I get what you're saying, Geo. When you find that perfect fit, it sooo sucks to have to start back at square one looking for its substitute. But I do hope you can find something excellent for her this summer. And of course, along that same lines, I hope all the testing and new insights translate into finding her educational sweet spot, too. Also, on another note, I accidentally bought sunflower oil (meaning to buy canola) at the grocery, and the label says something about omega-6. Not that you'd be slathering anything in oil, but apparently, there's another source.
Gaye, the photos look fun and the report sounds like pure relaxation. I cannot wait for some girlfriend time when my friend comes next month--and then over summer, too!
So, two days with no running. In fact, no outdoors. The haze is lifting today, the temps are dropping, but it's still iffy, and I am wheezy and my eyes are pasty. Gross. Depending on how things look later in the AM, I might try the beach, but no plans to be out there inland. Still too dusty.
More discussion with dh on school and future. Now it's to the point where he understands my points, he shares my same POV on the negatives...he just has no faith in a new-fangled system, and whether he admits it or not, he doubts my ability. Meantime, I've begun working with dd on French, and will increase exercises with both kids in Arabic. Just vocab. I don't care if they can't speak yet (they can recite Quran, they can read better than I can, but still no grammar; I am the opposite), I want them to increase vocab enough to understand, say, a newscast, a menu, a sitcom. And dh has at least seen my ability to keep ds on task, completing his projects on schedule and following logical processes. Sigh. I wonder whether we're heading toward resolution, and it's just going to be a kicking-and-screaming process for dh to accept a new concept in education.
In other news, dh's boss had a heart attack last week. That was followed by a (previously scheduled) visit from US execs. And dh likely leaves today or tomorrow for a biz trip. He's begun selling stuff anticipating a move to a flat. All this, and he can't seriously approach the school discussion with me. I wish I understood his fear so I could extinguish it.





Is there a gym you could go to? Are you averse to that idea (I could imagine something along the lines as the rest of the community you describe, and not wanting to spend time there). I hope the school thing gets progressively clearer for dh and easier for you 
...and having a wonderful visit
Another one to put on the wall when I start teaching again. What's new there? Did you work out a solution with DH about the exercise timing and the kitchen and spending time together?
Congrats again
Phew. I hope you find a camp that works nearly as well. As for the pelt; cool present, but should I be sad? And you dont want O-6's, dont listen to Jo (sorry Jo, you get it right 99.9% of the time 

It's like magic.
and 

). We'd decided that for the money, the villa's not worth it.
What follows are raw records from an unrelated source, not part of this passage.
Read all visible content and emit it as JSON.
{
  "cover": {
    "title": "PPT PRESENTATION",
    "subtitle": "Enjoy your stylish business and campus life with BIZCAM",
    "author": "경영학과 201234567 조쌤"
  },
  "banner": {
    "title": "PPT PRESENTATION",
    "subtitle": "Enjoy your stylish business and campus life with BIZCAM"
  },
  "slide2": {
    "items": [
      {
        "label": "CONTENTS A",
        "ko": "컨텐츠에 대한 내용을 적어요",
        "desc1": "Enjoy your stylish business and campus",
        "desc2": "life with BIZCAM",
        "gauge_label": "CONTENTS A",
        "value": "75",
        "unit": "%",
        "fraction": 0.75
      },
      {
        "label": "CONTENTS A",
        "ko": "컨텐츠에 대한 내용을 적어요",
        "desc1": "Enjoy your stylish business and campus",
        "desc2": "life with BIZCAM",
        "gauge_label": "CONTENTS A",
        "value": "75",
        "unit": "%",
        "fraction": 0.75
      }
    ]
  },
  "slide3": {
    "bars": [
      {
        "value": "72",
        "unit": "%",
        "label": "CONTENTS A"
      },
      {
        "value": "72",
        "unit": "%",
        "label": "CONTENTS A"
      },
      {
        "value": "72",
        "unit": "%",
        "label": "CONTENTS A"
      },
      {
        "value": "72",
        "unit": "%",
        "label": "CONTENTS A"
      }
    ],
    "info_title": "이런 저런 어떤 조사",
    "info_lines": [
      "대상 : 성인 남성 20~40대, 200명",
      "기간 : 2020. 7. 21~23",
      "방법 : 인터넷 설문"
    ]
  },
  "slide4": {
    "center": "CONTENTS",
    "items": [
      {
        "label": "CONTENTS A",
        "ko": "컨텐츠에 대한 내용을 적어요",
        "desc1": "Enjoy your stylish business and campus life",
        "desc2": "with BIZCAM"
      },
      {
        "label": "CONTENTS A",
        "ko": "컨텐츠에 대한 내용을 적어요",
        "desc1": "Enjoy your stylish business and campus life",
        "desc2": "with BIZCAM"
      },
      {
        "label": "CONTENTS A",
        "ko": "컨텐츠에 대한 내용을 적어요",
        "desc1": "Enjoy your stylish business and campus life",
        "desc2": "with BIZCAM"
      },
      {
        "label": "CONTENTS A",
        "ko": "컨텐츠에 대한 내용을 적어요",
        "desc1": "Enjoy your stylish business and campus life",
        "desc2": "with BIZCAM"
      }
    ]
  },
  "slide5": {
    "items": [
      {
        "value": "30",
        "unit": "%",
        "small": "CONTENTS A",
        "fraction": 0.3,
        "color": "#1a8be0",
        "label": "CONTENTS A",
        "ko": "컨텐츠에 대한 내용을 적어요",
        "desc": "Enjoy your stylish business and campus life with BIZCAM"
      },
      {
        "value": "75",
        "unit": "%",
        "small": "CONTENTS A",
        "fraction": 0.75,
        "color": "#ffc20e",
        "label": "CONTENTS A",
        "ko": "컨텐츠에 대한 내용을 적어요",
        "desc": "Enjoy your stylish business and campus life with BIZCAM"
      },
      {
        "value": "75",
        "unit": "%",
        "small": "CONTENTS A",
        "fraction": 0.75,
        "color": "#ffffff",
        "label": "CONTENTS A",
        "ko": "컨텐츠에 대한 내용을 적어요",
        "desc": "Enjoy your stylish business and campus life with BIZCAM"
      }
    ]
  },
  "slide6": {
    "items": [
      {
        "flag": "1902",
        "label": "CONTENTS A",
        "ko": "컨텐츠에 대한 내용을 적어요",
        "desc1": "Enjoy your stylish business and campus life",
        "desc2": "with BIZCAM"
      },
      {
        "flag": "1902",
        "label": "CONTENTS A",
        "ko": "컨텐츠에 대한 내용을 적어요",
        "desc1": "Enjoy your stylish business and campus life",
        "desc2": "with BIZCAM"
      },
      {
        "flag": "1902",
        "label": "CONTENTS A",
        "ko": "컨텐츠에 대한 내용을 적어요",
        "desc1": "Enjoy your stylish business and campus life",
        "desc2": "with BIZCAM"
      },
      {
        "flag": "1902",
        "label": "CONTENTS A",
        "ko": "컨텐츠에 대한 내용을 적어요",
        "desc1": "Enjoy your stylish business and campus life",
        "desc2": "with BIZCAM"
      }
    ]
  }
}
The "gardens" are basically giant litterboxes for the 15 stray neighborhood cats. The neighborhoods we're considering are about a 10-minute drive for dh, where now his drive is about 30min and through a toll gate. I'd be within 2km of a metro station. That would open possibilities for me to take the kids on outings. And beach would be a little farther than right across the street, but not more than a 10-15 minute walk. Dh was originally looking at total shoebox hole apartments in bachelor-housing corners of the city and I told him if that was where he planned to move, then indeed we would not be joining him. He changed his search criteria pretty fast. Now, how to do the same with the school conversation? 
And for more I-suck-as-a-parent stories, most of the reason I didn't get out running until 5 was because there was the hour-long violin practice/battle (which, to be fair, improved after the first 20 minutes of actual practicing), and then there was a lengthy discussion about R's science fair project (the project has been awesome, but assembling the poster? She'd very happily throw some sloppy work onto it and be done), after which I ran to the store to pick up paint samples for the dining room and foam letters for the science fair poster. I can't figure out if the fact that the children suck every ounce of energy from us during the weekend is because they're intense or I have no boundaries. Pretty sure the former. Then again, I'm not sure what to make of this situation: I'm accompanying on some of R's choir pieces, so on occasion I like to practice piano before the kids are in bed. Without fail, J is yelling to play piano instead. I'll let her play until she loses interest. Then I sit down to play. Then she yells to play again. Lather, rinse, repeat. Eventually I give up because the other option is to play with her screaming and pulling at me, and well, that doesn't work so well either. Is part of having a (nearly) 2yo? I think I've blanked out R's toddler years.


I have no luck with piano while kids are awake, either. My youngest sees a lap to climb on and an opportunity to bash the keys. When I asked her recently why she got so angry whenever I tried to play, she said "because sometimes you play piano when Neela plays fiddle and it makes me feel mad". Total toddler jealousy. We occasionally have luck with giving her assorted percussion toys to play with, but it's pretty time limited. You have intense kids, and its hard to deal with them even when you're not sleep deprived.